4.1.2. Reasoning Patterns: ReAct and Chain-of-Thought
💡 First Principle: The ReAct (Reasoning + Acting) pattern transforms an FM from a single-turn responder into a multi-step problem solver by interleaving thought (explicit reasoning about what to do next) with action (calling a tool) and observation (incorporating the tool's result before the next thought). This loop continues until the model determines it has enough information to answer.
The ReAct loop in detail:
Thought: The user wants the Q3 revenue compared to budget. I need to retrieve the actual
revenue figure and the budget figure separately, then compute the variance.
Action: query_financial_db(query="Q3 actual revenue", fiscal_year=2024)
Observation: Q3 actual revenue = $4.2M
Thought: I have the actual. Now I need the budget figure.
Action: query_financial_db(query="Q3 budgeted revenue", fiscal_year=2024)
Observation: Q3 budgeted revenue = $3.8M
Thought: I have both figures.
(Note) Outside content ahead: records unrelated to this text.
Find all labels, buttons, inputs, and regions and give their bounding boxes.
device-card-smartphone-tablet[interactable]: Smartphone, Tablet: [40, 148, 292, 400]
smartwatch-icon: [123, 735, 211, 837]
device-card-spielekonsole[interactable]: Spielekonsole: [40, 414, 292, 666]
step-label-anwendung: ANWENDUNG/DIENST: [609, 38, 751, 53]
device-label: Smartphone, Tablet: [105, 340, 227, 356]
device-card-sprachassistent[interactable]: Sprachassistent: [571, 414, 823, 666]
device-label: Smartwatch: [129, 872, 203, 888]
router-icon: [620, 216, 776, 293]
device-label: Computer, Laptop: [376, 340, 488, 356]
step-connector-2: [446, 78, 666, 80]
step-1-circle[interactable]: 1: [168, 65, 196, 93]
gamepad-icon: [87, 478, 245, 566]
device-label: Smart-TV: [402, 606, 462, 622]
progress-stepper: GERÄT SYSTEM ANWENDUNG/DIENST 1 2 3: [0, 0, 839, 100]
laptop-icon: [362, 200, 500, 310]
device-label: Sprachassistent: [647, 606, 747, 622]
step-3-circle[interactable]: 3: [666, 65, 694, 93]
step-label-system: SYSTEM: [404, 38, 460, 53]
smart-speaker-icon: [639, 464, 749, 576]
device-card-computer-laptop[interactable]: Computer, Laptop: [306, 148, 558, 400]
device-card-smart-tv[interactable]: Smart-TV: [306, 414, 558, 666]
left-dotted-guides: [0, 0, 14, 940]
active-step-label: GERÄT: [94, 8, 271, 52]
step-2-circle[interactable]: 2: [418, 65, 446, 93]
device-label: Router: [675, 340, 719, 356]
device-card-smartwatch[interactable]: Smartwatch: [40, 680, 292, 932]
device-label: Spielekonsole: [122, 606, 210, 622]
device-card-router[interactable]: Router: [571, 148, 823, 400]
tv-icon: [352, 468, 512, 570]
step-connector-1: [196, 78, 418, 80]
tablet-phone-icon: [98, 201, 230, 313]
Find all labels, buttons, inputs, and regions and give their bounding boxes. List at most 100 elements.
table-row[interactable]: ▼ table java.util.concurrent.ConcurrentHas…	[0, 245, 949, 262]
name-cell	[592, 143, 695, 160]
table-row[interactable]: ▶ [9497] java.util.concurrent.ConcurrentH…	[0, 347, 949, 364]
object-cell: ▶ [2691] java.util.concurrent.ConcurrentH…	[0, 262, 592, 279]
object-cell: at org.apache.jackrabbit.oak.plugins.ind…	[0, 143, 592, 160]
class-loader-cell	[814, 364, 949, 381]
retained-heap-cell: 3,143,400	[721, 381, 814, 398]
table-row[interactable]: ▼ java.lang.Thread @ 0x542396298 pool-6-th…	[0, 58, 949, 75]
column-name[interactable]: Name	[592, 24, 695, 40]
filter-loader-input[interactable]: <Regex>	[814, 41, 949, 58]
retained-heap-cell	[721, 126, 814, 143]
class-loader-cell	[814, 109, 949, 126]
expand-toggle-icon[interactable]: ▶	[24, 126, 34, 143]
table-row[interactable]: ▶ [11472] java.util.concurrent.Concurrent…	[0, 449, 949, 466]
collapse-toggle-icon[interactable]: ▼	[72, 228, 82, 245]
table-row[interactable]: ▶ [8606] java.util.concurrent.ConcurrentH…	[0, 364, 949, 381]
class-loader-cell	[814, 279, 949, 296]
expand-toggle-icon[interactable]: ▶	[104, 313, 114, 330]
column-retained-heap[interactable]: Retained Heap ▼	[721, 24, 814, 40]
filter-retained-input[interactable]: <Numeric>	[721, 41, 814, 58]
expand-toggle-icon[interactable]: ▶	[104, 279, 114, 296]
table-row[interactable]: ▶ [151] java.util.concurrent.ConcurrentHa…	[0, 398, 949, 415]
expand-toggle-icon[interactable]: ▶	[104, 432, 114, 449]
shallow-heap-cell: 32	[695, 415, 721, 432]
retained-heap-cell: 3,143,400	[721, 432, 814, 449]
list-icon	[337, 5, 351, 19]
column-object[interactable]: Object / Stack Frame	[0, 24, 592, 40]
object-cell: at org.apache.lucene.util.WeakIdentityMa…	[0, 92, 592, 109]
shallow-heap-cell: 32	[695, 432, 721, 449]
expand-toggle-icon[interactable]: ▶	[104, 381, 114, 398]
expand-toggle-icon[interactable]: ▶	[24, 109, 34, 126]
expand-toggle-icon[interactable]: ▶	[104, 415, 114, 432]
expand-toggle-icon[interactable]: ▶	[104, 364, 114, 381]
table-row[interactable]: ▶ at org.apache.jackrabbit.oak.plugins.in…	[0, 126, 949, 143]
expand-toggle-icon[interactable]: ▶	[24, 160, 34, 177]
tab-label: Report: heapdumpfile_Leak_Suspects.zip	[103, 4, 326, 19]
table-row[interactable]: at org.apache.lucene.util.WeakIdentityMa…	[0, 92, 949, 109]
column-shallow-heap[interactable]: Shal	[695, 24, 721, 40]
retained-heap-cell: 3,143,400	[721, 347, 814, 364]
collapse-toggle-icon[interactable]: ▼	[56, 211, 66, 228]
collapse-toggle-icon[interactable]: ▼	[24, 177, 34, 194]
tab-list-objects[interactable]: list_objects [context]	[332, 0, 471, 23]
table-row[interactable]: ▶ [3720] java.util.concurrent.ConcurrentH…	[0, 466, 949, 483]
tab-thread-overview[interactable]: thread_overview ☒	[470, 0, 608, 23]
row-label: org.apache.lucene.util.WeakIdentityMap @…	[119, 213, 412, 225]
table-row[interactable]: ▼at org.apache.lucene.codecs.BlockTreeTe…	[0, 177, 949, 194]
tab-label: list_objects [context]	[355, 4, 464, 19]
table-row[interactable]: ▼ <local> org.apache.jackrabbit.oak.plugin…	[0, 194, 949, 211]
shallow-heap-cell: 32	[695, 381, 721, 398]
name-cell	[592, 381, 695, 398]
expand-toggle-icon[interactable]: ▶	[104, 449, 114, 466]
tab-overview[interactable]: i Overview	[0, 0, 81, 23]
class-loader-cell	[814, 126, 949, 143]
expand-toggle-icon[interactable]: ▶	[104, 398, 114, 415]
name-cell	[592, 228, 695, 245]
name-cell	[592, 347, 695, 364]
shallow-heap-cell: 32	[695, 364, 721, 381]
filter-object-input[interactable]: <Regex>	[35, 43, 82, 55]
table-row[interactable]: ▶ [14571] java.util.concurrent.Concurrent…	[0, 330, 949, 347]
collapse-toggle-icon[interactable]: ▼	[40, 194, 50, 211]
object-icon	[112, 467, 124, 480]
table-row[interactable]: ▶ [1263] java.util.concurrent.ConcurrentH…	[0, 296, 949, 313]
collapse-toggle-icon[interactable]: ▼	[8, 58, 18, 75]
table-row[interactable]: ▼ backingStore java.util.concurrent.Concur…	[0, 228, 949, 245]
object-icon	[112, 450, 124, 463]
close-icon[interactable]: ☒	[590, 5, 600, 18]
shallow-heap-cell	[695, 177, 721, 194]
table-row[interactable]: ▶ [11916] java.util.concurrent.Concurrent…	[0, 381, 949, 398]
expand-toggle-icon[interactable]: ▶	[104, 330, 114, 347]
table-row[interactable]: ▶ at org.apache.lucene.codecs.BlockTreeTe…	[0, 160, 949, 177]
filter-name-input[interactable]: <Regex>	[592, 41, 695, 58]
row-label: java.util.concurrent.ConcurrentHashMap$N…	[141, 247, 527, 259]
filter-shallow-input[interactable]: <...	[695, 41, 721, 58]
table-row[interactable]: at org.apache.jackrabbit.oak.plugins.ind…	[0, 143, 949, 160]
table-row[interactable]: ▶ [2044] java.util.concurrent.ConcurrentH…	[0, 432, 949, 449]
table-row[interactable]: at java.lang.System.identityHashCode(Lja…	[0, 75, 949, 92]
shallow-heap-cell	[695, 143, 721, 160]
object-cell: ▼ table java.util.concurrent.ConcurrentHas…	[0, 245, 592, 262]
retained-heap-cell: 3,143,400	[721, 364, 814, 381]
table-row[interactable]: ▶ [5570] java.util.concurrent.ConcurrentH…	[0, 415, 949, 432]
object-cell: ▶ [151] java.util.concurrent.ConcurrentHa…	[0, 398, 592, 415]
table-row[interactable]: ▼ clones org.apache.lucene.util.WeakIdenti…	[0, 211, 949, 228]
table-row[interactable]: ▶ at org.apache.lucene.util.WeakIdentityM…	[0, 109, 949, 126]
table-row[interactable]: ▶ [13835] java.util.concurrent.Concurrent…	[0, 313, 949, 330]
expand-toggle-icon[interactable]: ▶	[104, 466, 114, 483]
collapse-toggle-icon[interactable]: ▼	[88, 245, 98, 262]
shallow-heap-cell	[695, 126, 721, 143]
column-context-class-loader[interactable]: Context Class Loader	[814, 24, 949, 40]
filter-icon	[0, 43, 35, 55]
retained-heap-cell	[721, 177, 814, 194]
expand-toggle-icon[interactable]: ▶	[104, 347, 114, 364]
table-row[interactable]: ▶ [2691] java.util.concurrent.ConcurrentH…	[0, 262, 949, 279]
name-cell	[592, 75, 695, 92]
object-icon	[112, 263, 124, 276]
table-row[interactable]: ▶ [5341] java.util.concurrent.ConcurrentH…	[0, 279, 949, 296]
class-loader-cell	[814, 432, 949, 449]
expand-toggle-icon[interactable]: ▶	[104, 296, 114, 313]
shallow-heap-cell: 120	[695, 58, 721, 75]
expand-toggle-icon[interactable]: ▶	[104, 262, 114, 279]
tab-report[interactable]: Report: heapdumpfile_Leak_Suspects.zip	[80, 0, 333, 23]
Variance = $4.2M - $3.8M = +$0.4M (+10.5%).
I can now answer.
Final Answer: Q3 actual revenue of $4.2M exceeded the $3.8M budget by $400K (+10.5%).
Implementing ReAct with Step Functions (when you need explicit orchestration control):
{
"Comment": "ReAct reasoning loop",
"StartAt": "Think",
"States": {
"Think": {
"Type": "Task",
"Resource": "arn:aws:lambda:::function:invoke-bedrock-reasoning",
"Next": "Route"
},
"Route": {
"Type": "Choice",
"Choices": [
{"Variable": "$.next_action", "StringEquals": "tool_call", "Next": "Act"},
{"Variable": "$.next_action", "StringEquals": "final_answer", "Next": "Respond"}
]
},
"Act": {
"Type": "Task",
"Resource": "arn:aws:lambda:::function:execute-tool",
"Next": "Think"
},
"Respond": {"Type": "Succeed"}
}
}
Stopping conditions — critical for production agents: Without stopping conditions, a misbehaving agent can loop indefinitely, calling tools repeatedly and accumulating costs. Always implement:
- Maximum iteration limit: Hard cap on reasoning steps (e.g., max 10 iterations)
- Timeout: Lambda timeout propagates through; Step Functions state machine timeout
- IAM boundaries: The Lambda execution role limits what the agent can touch — a tool that can only read DynamoDB cannot accidentally delete records even if the agent tries
- Circuit breaker: Detect repeated identical tool calls (infinite loop pattern) and break
⚠️ Exam Trap: Bedrock Agents automatically limits the number of reasoning steps internally, but exam scenarios about custom agent implementations with Step Functions require explicit stopping conditions in the state machine. Missing stopping conditions = potential runaway agent loop costing hundreds of dollars in FM invocations.
Reflection Question: Your Bedrock Agent-powered travel booking system is observed making 40+ tool calls for a simple "book me a flight to NYC" request before timing out. What are the three most likely causes of excessive reasoning steps, and how would you diagnose each?